I. Squaring the Isosceles.

Eva had come out her seemingly self-imposed exile. She used to turn off her phone and disappear without word for days, weeks on end, and nobody could get a hold of her, nobody could find her. She kept her distance. And then suddenly she began going the other way. Eva seemed to have opened up, blossomed in a way, and very quickly — and it occurred around the time I heard of Abbey and Zeke’s break-up.

Zeke had departed, leaving an empty space beside Abbey, and Eva seemed to rush in to fill the silhouette. To feed the gaping, hungry void. You could feel the connection she was forging with Abbey. I’d sit in the back seat of Abbey’s car and watch the two of them up front, just talking, and sense the bizarre intensity of the rapport. And it was from both ends, yes, but it was more, I don’t know, naked and confident from Eva’s end, far more unhinged and certain, far more passionate and unambiguous in general.

I don’t mean to imply I was tapping all this through psychic intuition, of course. It could be in the tone of voice, in the body language that the nature of the matter here was conveyed. It could have been in the many ways one can pick up signals that inspire that feeling of certainty about something without entirely knowing why.

There were others in our circle who had said Eva seemed to have more than a friendly attraction to Abbey, but it was taken more along the lines of a joke; I, on the other hand, felt it to be serious, though I denied it when it was brought up, at least at the beginning. Still, I felt certain.

Abbey was horny. I was horny. There is, at least on the surface, a simple and obvious solution to our resonating predicaments here. Eva seemed very territorial around Abbey, very aggressive to me when I was around, and I couldn’t help but feel that it was because she knew that Abbey and I wanted to have sex and she felt her newfound place by Abbey’s side in the wake of Zeke’s departure might be threatened by me.

If I was right and Eva just told me, if I knew for certain I wasn’t crazy, then I wouldn’t do it. Of course, part of me thinks its senseless for Eva to tell me she doesn’t want me to — after all, if she won’t make a move on Abbey and Abbey won’t make a move on her and Eva has denied it to others and Abbey has denied her attraction to Eva to a large degree even to herself, then why not? What is it about Abbey and I getting it on that would be threatening to Eva? We would just be two friends doing each other a favor. Two friends having sex. We would not be in a relationship.

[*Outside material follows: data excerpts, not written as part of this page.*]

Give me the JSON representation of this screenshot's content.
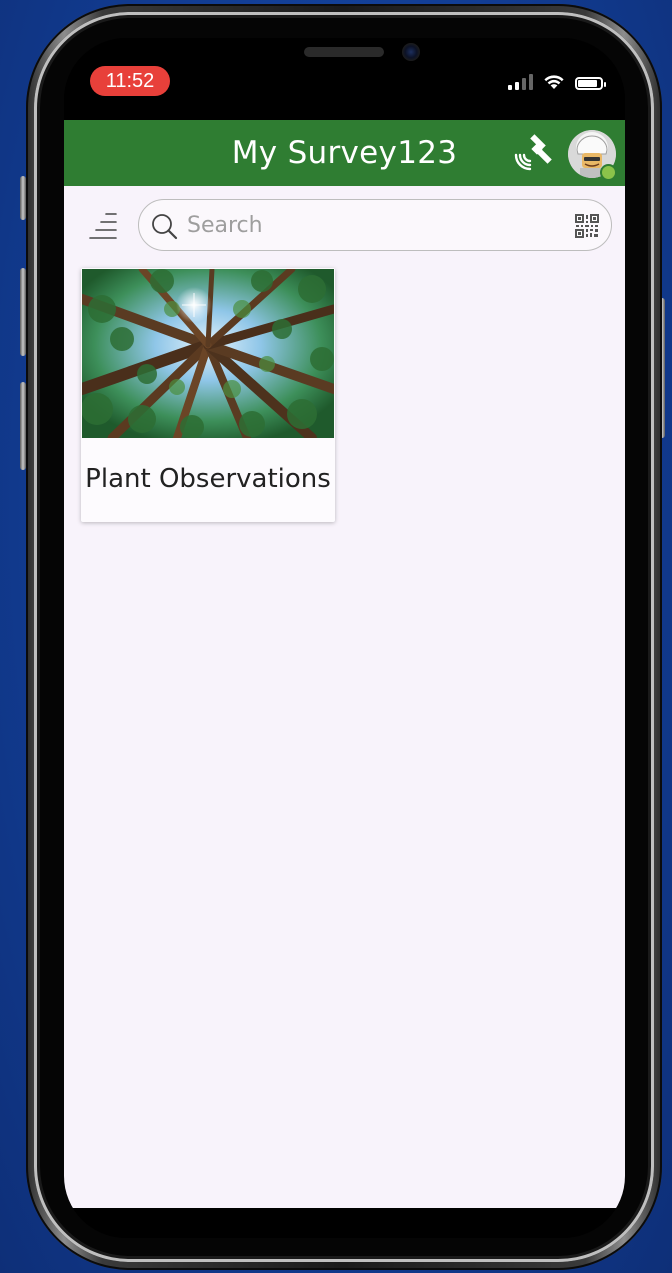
{
  "status_bar": {
    "time": "11:52",
    "signal_bars": 4,
    "signal_filled": 2
  },
  "header": {
    "title": "My Survey123",
    "bg_color": "#2f7d32"
  },
  "toolbar": {
    "search": {
      "placeholder": "Search",
      "value": ""
    }
  },
  "surveys": [
    {
      "title": "Plant Observations",
      "thumbnail": "forest-canopy"
    }
  ],
  "colors": {
    "time_pill": "#e8403a",
    "content_bg": "#f8f3fb",
    "online_dot": "#8bc34a"
  }
}
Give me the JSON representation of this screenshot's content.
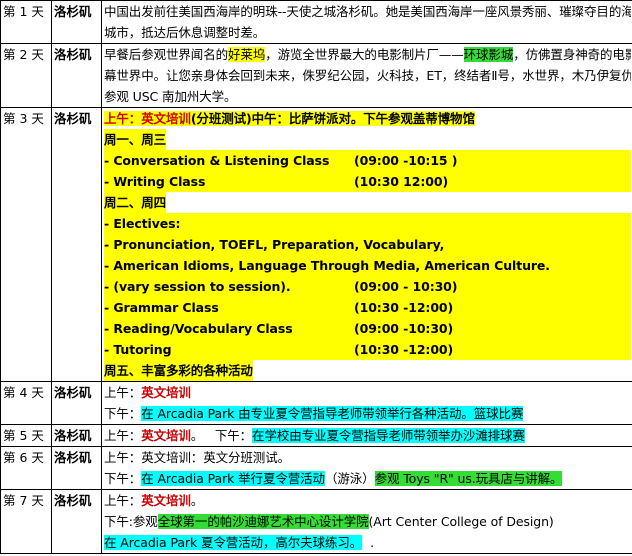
{
  "city": "洛杉矶",
  "colors": {
    "highlight_yellow": "#ffff00",
    "highlight_cyan": "#00ffff",
    "highlight_green": "#33dd33",
    "training_red": "#cc0000"
  },
  "days": [
    {
      "day": "第 1 天",
      "line1": "中国出发前往美国西海岸的明珠--天使之城洛杉矶。她是美国西海岸一座风景秀丽、璀璨夺目的海滨",
      "line2": "城市，抵达后休息调整时差。"
    },
    {
      "day": "第 2 天",
      "l1a": "早餐后参观世界闻名的",
      "l1b": "好莱坞",
      "l1c": "，游览全世界最大的电影制片厂——",
      "l1d": "环球影城",
      "l1e": "，仿佛置身神奇的电影银",
      "line2": "幕世界中。让您亲身体会回到未来，侏罗纪公园，火科技，ET，终结者Ⅱ号，水世界，木乃伊复仇等。",
      "line3": "参观 USC 南加州大学。"
    },
    {
      "day": "第 3 天",
      "l1a": "上午：",
      "l1b": "英文培训",
      "l1c": "(分班测试)中午：比萨饼派对。下午参观盖蒂博物馆",
      "mon_wed": "周一、周三",
      "c1_name": "- Conversation & Listening Class",
      "c1_time": "(09:00 -10:15 )",
      "c2_name": "- Writing Class",
      "c2_time": "(10:30 12:00)",
      "tue_thu": "周二、周四",
      "electives": "- Electives:",
      "e1": "- Pronunciation, TOEFL, Preparation, Vocabulary,",
      "e2": "- American Idioms, Language Through Media, American Culture.",
      "e3_name": "- (vary session to session).",
      "e3_time": "(09:00 - 10:30)",
      "e4_name": "- Grammar Class",
      "e4_time": "(10:30 -12:00)",
      "e5_name": "- Reading/Vocabulary Class",
      "e5_time": "(09:00 -10:30)",
      "e6_name": "- Tutoring",
      "e6_time": "(10:30 -12:00)",
      "fri": "周五、丰富多彩的各种活动"
    },
    {
      "day": "第 4 天",
      "l1a": "上午：",
      "l1b": "英文培训",
      "l2a": "下午：",
      "l2b": "在 Arcadia Park 由专业夏令营指导老师带领举行各种活动。篮球比赛"
    },
    {
      "day": "第 5 天",
      "l1a": "上午：",
      "l1b": "英文培训",
      "l1c": "。   下午：",
      "l1d": "在学校由专业夏令营指导老师带领举办沙滩排球赛"
    },
    {
      "day": "第 6 天",
      "line1": "上午：英文培训：英文分班测试。",
      "l2a": "下午：",
      "l2b": "在 Arcadia Park 举行夏令营活动",
      "l2c": "（游泳）",
      "l2d": "参观 Toys \"R\" us.玩具店与讲解。"
    },
    {
      "day": "第 7 天",
      "l1a": "上午：",
      "l1b": "英文培训",
      "l1c": "。",
      "l2a": "下午:参观",
      "l2b": "全球第一的帕沙迪娜艺术中心设计学院",
      "l2c": "(Art Center College of Design)",
      "l3a": "在 Arcadia Park 夏令营活动，高尔夫球练习。",
      "l3b": "."
    }
  ]
}
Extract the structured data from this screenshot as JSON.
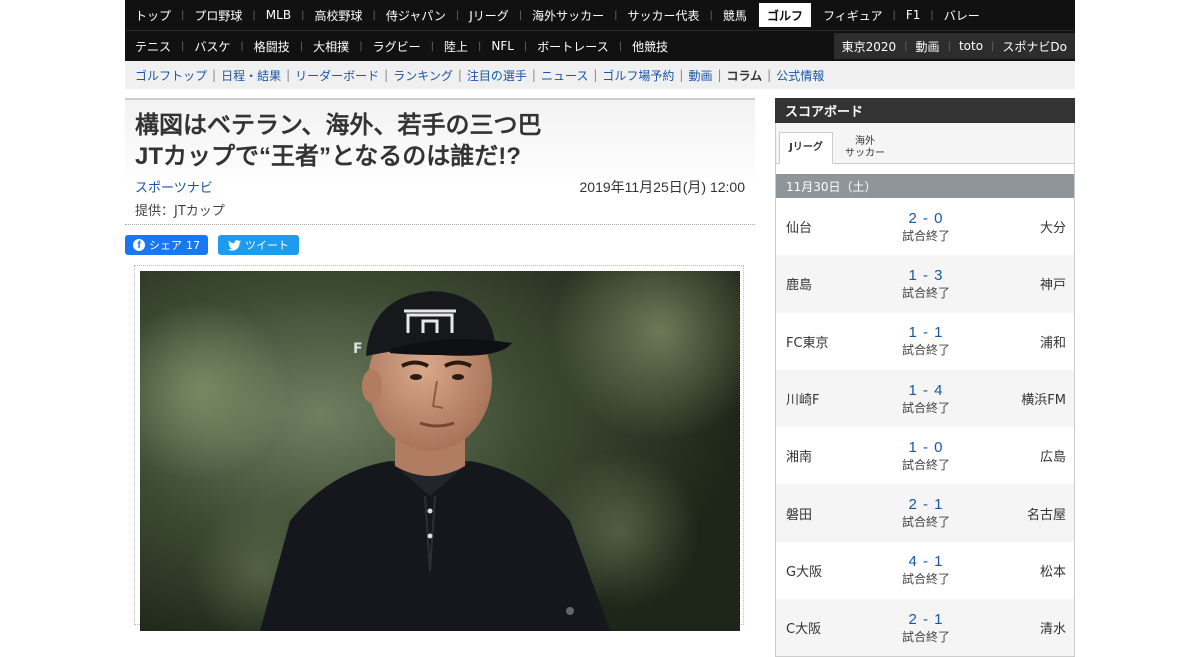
{
  "nav": {
    "row1": [
      "トップ",
      "プロ野球",
      "MLB",
      "高校野球",
      "侍ジャパン",
      "Jリーグ",
      "海外サッカー",
      "サッカー代表",
      "競馬",
      "ゴルフ",
      "フィギュア",
      "F1",
      "バレー"
    ],
    "active": "ゴルフ",
    "row2": [
      "テニス",
      "バスケ",
      "格闘技",
      "大相撲",
      "ラグビー",
      "陸上",
      "NFL",
      "ボートレース",
      "他競技"
    ],
    "row2_right": [
      "東京2020",
      "動画",
      "toto",
      "スポナビDo"
    ]
  },
  "subnav": {
    "items": [
      "ゴルフトップ",
      "日程・結果",
      "リーダーボード",
      "ランキング",
      "注目の選手",
      "ニュース",
      "ゴルフ場予約",
      "動画",
      "コラム",
      "公式情報"
    ],
    "current": "コラム"
  },
  "article": {
    "title_line1": "構図はベテラン、海外、若手の三つ巴",
    "title_line2": "JTカップで“王者”となるのは誰だ!?",
    "author": "スポーツナビ",
    "date": "2019年11月25日(月) 12:00",
    "provider": "提供：JTカップ"
  },
  "share": {
    "facebook_label": "シェア",
    "facebook_count": "17",
    "twitter_label": "ツイート"
  },
  "scoreboard": {
    "title": "スコアボード",
    "tabs": [
      {
        "label": "Jリーグ",
        "active": true
      },
      {
        "label": "海外\nサッカー",
        "active": false
      }
    ],
    "date": "11月30日（土）",
    "matches": [
      {
        "home": "仙台",
        "score": "2 - 0",
        "status": "試合終了",
        "away": "大分"
      },
      {
        "home": "鹿島",
        "score": "1 - 3",
        "status": "試合終了",
        "away": "神戸"
      },
      {
        "home": "FC東京",
        "score": "1 - 1",
        "status": "試合終了",
        "away": "浦和"
      },
      {
        "home": "川崎F",
        "score": "1 - 4",
        "status": "試合終了",
        "away": "横浜FM"
      },
      {
        "home": "湘南",
        "score": "1 - 0",
        "status": "試合終了",
        "away": "広島"
      },
      {
        "home": "磐田",
        "score": "2 - 1",
        "status": "試合終了",
        "away": "名古屋"
      },
      {
        "home": "G大阪",
        "score": "4 - 1",
        "status": "試合終了",
        "away": "松本"
      },
      {
        "home": "C大阪",
        "score": "2 - 1",
        "status": "試合終了",
        "away": "清水"
      }
    ]
  },
  "colors": {
    "nav_bg": "#111111",
    "link": "#1a56a8",
    "facebook": "#1877f2",
    "twitter": "#1d9bf0",
    "date_bar": "#8e959b"
  }
}
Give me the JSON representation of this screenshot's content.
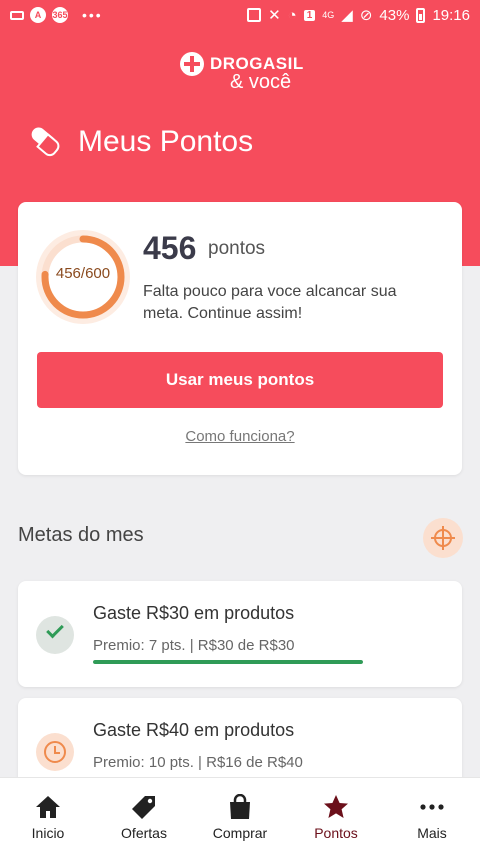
{
  "status_bar": {
    "battery": "43%",
    "time": "19:16",
    "network": "4G",
    "notif_badge": "1",
    "app_badges": [
      "A",
      "365"
    ]
  },
  "brand": {
    "name": "DROGASIL",
    "subtitle": "& você"
  },
  "page": {
    "title": "Meus Pontos"
  },
  "points": {
    "current": 456,
    "goal": 600,
    "ring_label": "456/600",
    "number": "456",
    "unit": "pontos",
    "message": "Falta pouco para voce alcancar sua meta. Continue assim!",
    "use_button": "Usar meus pontos",
    "how_link": "Como funciona?"
  },
  "goals_section": {
    "title": "Metas do mes"
  },
  "goals": [
    {
      "title": "Gaste R$30 em produtos",
      "subtitle": "Premio: 7 pts. | R$30 de R$30",
      "progress": 1.0,
      "status": "done"
    },
    {
      "title": "Gaste R$40 em produtos",
      "subtitle": "Premio: 10 pts. | R$16 de R$40",
      "progress": 0.4,
      "status": "pending"
    }
  ],
  "tabs": [
    {
      "label": "Inicio",
      "icon": "home-icon"
    },
    {
      "label": "Ofertas",
      "icon": "tag-icon"
    },
    {
      "label": "Comprar",
      "icon": "shopping-bag-icon"
    },
    {
      "label": "Pontos",
      "icon": "star-icon",
      "active": true
    },
    {
      "label": "Mais",
      "icon": "more-icon"
    }
  ],
  "colors": {
    "brand": "#f64c5c",
    "success": "#2f9b57",
    "accent": "#ef8a4c",
    "active_tab": "#6b0f1a"
  }
}
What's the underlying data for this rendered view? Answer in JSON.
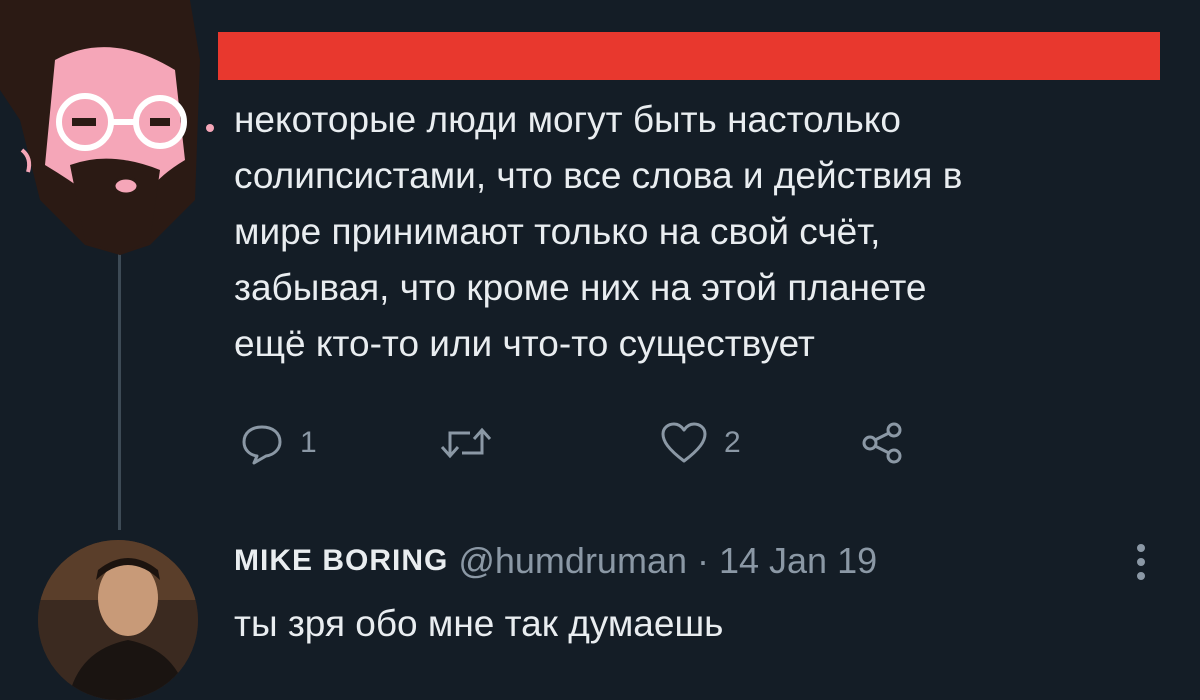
{
  "tweet": {
    "text": "некоторые люди могут быть настолько\nсолипсистами, что все слова и действия в\nмире принимают только на свой счёт,\nзабывая, что кроме них на этой планете\nещё кто-то или что-то существует",
    "reply_count": "1",
    "like_count": "2",
    "redaction_color": "#e8382e"
  },
  "icons": {
    "reply": "reply-icon",
    "retweet": "retweet-icon",
    "like": "heart-icon",
    "share": "share-icon",
    "more": "more-vertical-icon"
  },
  "reply": {
    "name": "MIKE BORING",
    "handle_date": "@humdruman · 14 Jan 19",
    "text": "ты зря обо мне так думаешь"
  },
  "colors": {
    "background": "#141d26",
    "text": "#e9edf0",
    "muted": "#8b98a5",
    "avatar_skin": "#f5a6b8",
    "avatar_hair": "#2b1a14"
  }
}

Anyway, regardless as to whether or not Abbey and I were dating or just having sex, wouldn’t Eva rather Abbey be with me rather than with some presently unknown guy or — which would be worse, I think all who know him would agree — that she get back with Zeke, her negligent asshole of an ex-boyfriend out of her intense desire for some intimate, if only transient, human contact? And doesn’t Eva think that this sort of thing is going to happen eventually, one way or the other?

II. No Reason.

About half passed nine I’m in the dining room, cleaning the tables at work. I check my cell phone and notice a text from Eva from about twenty passed nine, in which she asks, “What are you doing?” I text back that I’m about to clean the restrooms. The question seemed rather out of nowhere and I had the feeling something might be behind it, so I also asked her why she wanted to know. At about fifty passed nine she texts back, “No reason.” I don’t believe her, so I text back, “There’s always a reason.” Quickly, she texts back a simple, “No.”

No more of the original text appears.